İş liderlerinin politik ve sosyal konulara hiç değinmemesi, kokmaz bulaşmaz bir profil sergilemesi, en azından gelişmiş dünyada yavaş yavaş terk edilen ‘eski moda’ bir tavır. Hatta CEO’lar başta olmak üzere üst düzey yöneticilerden bir çeşit aktivizm bekleyenlerin sesi de gittikçe daha çok çıkıyor ve belirli ölçüde kabul görüyor. Ancak söz konusu aktivizm önerisi/beklentisi, daha ziyade mesele temelli bir duruşa çağrı mahiyetinde. Günlük siyasete göbeğinden dahil olmak ise, pek tavsiye edilen bir şey değil. Muhtemel sonuçlarını, bugünlerde Twitter’ın reklamverenlerin kaçtığı bir mecraya dönüşmesinde açıkça gözlemlemek mümkün.

3) Özel hayatınızı işinize karıştırmayın

Elon Musk’ın iş hayatında olduğu gi̇bi̇ özel hayatında da sansasyonel bir gidişat tutturduğu açık. Şimdiye kadar -biri mükerrer olmak üzere- üç evlilik yapan Musk, evlilik dışındaki duygusal ilişkileriyle de magazin basınını epey meşgul eden bir isim.
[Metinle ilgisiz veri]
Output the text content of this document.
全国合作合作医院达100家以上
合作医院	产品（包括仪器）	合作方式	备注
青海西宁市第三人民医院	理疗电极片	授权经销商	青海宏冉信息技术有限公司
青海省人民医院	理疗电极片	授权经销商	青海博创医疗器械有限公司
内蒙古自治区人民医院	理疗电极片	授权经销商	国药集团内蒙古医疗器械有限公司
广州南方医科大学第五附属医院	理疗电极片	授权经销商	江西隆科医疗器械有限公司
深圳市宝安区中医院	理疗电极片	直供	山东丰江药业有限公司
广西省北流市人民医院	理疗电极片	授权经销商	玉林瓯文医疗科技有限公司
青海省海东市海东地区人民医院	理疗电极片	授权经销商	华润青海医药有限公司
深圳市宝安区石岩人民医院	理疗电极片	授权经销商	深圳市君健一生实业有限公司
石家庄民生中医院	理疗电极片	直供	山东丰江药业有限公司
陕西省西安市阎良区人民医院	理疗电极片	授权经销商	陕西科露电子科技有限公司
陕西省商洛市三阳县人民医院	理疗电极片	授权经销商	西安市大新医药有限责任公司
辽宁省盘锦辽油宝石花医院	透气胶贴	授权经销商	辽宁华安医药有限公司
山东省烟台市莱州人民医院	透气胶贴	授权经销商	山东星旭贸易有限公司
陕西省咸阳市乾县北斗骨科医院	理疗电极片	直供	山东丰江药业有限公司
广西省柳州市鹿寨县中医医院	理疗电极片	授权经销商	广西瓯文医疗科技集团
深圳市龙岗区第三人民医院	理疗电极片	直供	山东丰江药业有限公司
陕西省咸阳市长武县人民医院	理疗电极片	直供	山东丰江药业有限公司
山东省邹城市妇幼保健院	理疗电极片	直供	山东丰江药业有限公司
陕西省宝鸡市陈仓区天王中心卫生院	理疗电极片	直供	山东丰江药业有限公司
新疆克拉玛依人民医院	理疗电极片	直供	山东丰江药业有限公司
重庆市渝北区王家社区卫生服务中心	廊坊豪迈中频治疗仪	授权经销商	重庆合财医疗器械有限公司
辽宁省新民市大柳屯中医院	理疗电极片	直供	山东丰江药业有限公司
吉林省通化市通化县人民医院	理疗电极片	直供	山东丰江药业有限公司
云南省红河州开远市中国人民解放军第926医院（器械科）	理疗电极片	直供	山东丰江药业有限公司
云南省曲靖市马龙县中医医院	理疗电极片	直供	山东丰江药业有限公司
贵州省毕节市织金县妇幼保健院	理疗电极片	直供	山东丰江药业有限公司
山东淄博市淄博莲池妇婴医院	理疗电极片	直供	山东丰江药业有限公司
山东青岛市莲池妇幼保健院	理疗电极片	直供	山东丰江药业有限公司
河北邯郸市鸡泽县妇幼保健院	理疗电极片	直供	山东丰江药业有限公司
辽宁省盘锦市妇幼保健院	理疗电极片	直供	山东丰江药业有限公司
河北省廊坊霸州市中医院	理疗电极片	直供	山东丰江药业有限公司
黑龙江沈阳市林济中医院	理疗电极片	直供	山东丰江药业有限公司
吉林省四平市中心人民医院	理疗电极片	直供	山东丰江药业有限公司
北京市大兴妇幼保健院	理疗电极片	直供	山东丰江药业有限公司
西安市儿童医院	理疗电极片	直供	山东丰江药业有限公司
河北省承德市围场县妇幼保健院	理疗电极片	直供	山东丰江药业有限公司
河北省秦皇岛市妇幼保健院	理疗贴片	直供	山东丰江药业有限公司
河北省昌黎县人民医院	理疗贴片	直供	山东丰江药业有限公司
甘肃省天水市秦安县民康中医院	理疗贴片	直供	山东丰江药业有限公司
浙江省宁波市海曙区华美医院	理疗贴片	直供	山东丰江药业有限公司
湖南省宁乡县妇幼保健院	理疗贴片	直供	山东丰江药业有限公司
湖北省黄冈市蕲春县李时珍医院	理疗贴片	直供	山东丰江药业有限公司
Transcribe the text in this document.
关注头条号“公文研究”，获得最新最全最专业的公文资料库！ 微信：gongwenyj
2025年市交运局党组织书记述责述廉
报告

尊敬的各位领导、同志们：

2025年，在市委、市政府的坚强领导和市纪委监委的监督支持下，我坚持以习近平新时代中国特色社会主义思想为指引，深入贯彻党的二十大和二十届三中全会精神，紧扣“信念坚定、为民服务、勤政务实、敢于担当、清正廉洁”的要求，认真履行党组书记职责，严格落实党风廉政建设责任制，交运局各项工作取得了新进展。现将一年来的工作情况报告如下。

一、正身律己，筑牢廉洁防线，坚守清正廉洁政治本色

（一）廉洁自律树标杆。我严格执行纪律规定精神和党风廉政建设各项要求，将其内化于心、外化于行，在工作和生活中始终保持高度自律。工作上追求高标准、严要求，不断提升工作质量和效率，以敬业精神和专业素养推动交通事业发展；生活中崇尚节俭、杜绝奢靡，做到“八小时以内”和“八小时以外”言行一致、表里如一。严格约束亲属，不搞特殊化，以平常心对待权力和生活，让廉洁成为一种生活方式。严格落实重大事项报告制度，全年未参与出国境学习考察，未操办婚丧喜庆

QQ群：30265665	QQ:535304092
Söz konusu evlilik ve ilişkilerinden halihazırda 10 çocuğu olan Musk, son sevgilisinden olan iki çocuğuna ancak bilim kurgu filmlerinde rastlanabilecek türden isimler vermesiyle de (X Æ A-12 ve Exa Dark Sideræl) epey konuşulmuştu. Güney Afrikalı babası ile araları pek iyi olmayan Musk’ın ilk evliliğinden olan çocuklarından biri tarafından babalıktan reddedilmiş olması ise, egzantrik hayatının ironilerinden biri olarak kayıtlara geçmiş durumda.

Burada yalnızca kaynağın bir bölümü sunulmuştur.